Under the contract with Solar Systems of Hawthorn, Victoria, Boeing will deliver 500,000 concentrator solar cell assemblies for use at power stations that generate renewable energy for small, remote Australian communities. Spectrolab of Sylmar, California, a wholly owned Boeing subsidiary, will manufacture the cells. Deliveries will begin later this year.
According to Boeing, the solar cell assemblies will be capable of generating more than 11 megawatts of electricity, which is enough to power 3,500 average-sized homes.

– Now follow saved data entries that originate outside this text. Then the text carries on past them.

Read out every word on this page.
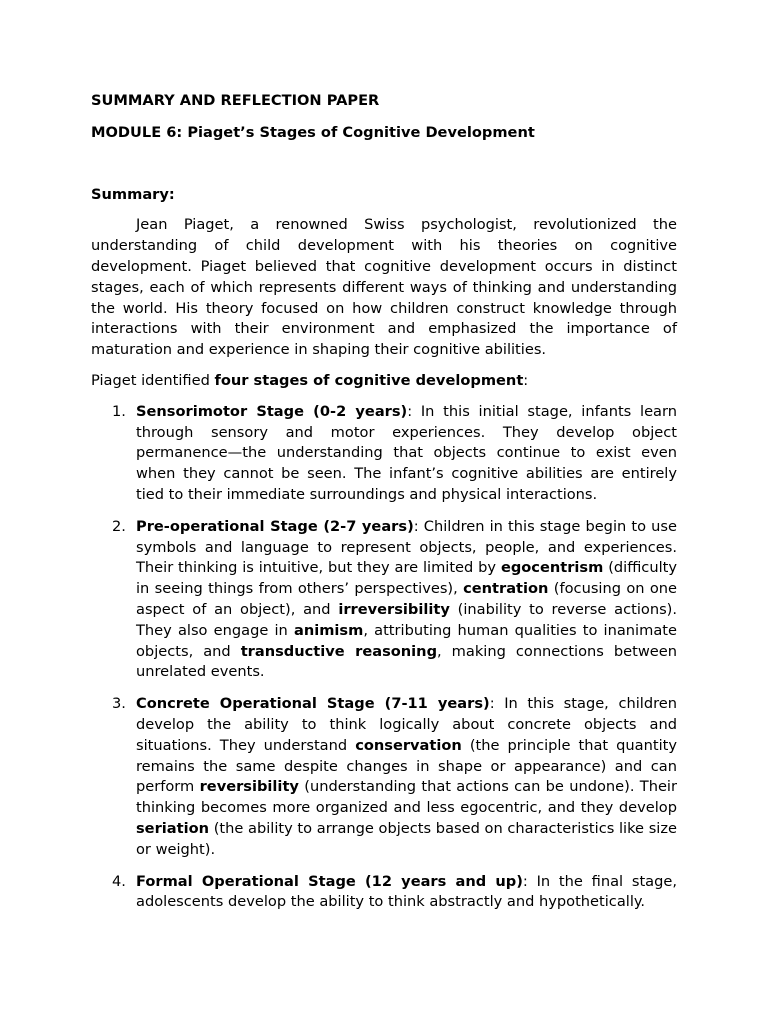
SUMMARY AND REFLECTION PAPER
MODULE 6: Piaget’s Stages of Cognitive Development
Summary:

Jean Piaget, a renowned Swiss psychologist, revolutionized the understanding of child development with his theories on cognitive development. Piaget believed that cognitive development occurs in distinct stages, each of which represents different ways of thinking and understanding the world. His theory focused on how children construct knowledge through interactions with their environment and emphasized the importance of maturation and experience in shaping their cognitive abilities.

Piaget identified four stages of cognitive development:

1. Sensorimotor Stage (0-2 years): In this initial stage, infants learn through sensory and motor experiences. They develop object permanence—the understanding that objects continue to exist even when they cannot be seen. The infant’s cognitive abilities are entirely tied to their immediate surroundings and physical interactions.
2. Pre-operational Stage (2-7 years): Children in this stage begin to use symbols and language to represent objects, people, and experiences. Their thinking is intuitive, but they are limited by egocentrism (difficulty in seeing things from others’ perspectives), centration (focusing on one aspect of an object), and irreversibility (inability to reverse actions). They also engage in animism, attributing human qualities to inanimate objects, and transductive reasoning, making connections between unrelated events.
3. Concrete Operational Stage (7-11 years): In this stage, children develop the ability to think logically about concrete objects and situations. They understand conservation (the principle that quantity remains the same despite changes in shape or appearance) and can perform reversibility (understanding that actions can be undone). Their thinking becomes more organized and less egocentric, and they develop seriation (the ability to arrange objects based on characteristics like size or weight).
4. Formal Operational Stage (12 years and up): In the final stage, adolescents develop the ability to think abstractly and hypothetically.
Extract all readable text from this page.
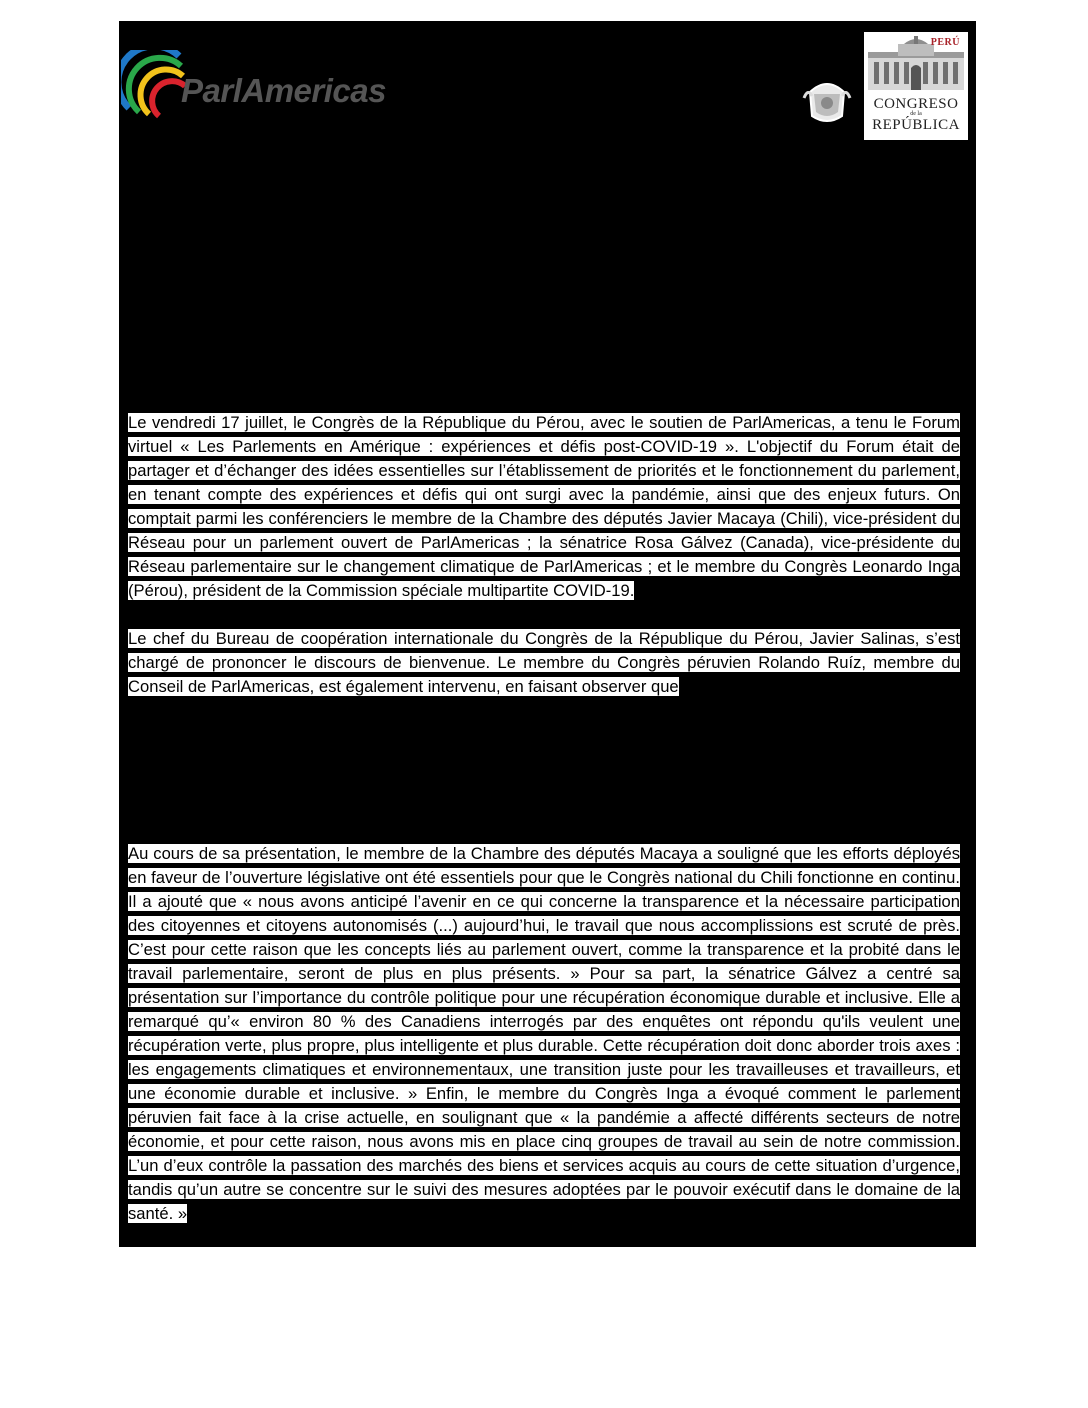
ParlAmericas
PERÚ
CONGRESO
de la
REPÚBLICA
Le vendredi 17 juillet, le Congrès de la République du Pérou, avec le soutien de ParlAmericas, a tenu le Forum virtuel « Les Parlements en Amérique : expériences et défis post-COVID-19 ». L'objectif du Forum était de partager et d’échanger des idées essentielles sur l’établissement de priorités et le fonctionnement du parlement, en tenant compte des expériences et défis qui ont surgi avec la pandémie, ainsi que des enjeux futurs. On comptait parmi les conférenciers le membre de la Chambre des députés Javier Macaya (Chili), vice-président du Réseau pour un parlement ouvert de ParlAmericas ; la sénatrice Rosa Gálvez (Canada), vice-présidente du Réseau parlementaire sur le changement climatique de ParlAmericas ; et le membre du Congrès Leonardo Inga (Pérou), président de la Commission spéciale multipartite COVID-19.
Le chef du Bureau de coopération internationale du Congrès de la République du Pérou, Javier Salinas, s’est chargé de prononcer le discours de bienvenue. Le membre du Congrès péruvien Rolando Ruíz, membre du Conseil de ParlAmericas, est également intervenu, en faisant observer que
Au cours de sa présentation, le membre de la Chambre des députés Macaya a souligné que les efforts déployés en faveur de l’ouverture législative ont été essentiels pour que le Congrès national du Chili fonctionne en continu. Il a ajouté que « nous avons anticipé l’avenir en ce qui concerne la transparence et la nécessaire participation des citoyennes et citoyens autonomisés (...) aujourd’hui, le travail que nous accomplissions est scruté de près. C’est pour cette raison que les concepts liés au parlement ouvert, comme la transparence et la probité dans le travail parlementaire, seront de plus en plus présents. » Pour sa part, la sénatrice Gálvez a centré sa présentation sur l’importance du contrôle politique pour une récupération économique durable et inclusive. Elle a remarqué qu’« environ 80 % des Canadiens interrogés par des enquêtes ont répondu qu'ils veulent une récupération verte, plus propre, plus intelligente et plus durable. Cette récupération doit donc aborder trois axes : les engagements climatiques et environnementaux, une transition juste pour les travailleuses et travailleurs, et une économie durable et inclusive. » Enfin, le membre du Congrès Inga a évoqué comment le parlement péruvien fait face à la crise actuelle, en soulignant que « la pandémie a affecté différents secteurs de notre économie, et pour cette raison, nous avons mis en place cinq groupes de travail au sein de notre commission. L’un d’eux contrôle la passation des marchés des biens et services acquis au cours de cette situation d’urgence, tandis qu’un autre se concentre sur le suivi des mesures adoptées par le pouvoir exécutif dans le domaine de la santé. »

This contract with Solar Systems continues an earlier relationship between the two companies. In April, Spectrolab and Solar Systems brought the world’s first full-scale ultra high efficiency 35 kilowatt solar generator online in Australia. According to Boeing, the system created a new benchmark for solar concentrator systems both in system efficiency and cost, and showed promise for the future of renewable energy.
Solar Systems’ concentrators resemble a satellite dish with curved reflecting mirrors shaped to concentrate sunlight onto the solar cells. A sun-tracking mechanism allows electricity to be produced from morning to late afternoon. Small, remote communities are using a number of concentrator dishes in “solar farms” for energy during the day and switching to diesel generators at night.
A significant advantage of concentrator systems is that fewer solar cells are required to achieve a specific power output. Large areas of semiconductor materials now can be replaced with lower cost concentration devices. The higher cost of ultra high efficiency multi-junction cells is offset by the need for fewer cells. Because multi-junction cells are so efficient, only a fraction of the cell area is required to generate the same power as crystalline silicon or thin-film flat-plate designs.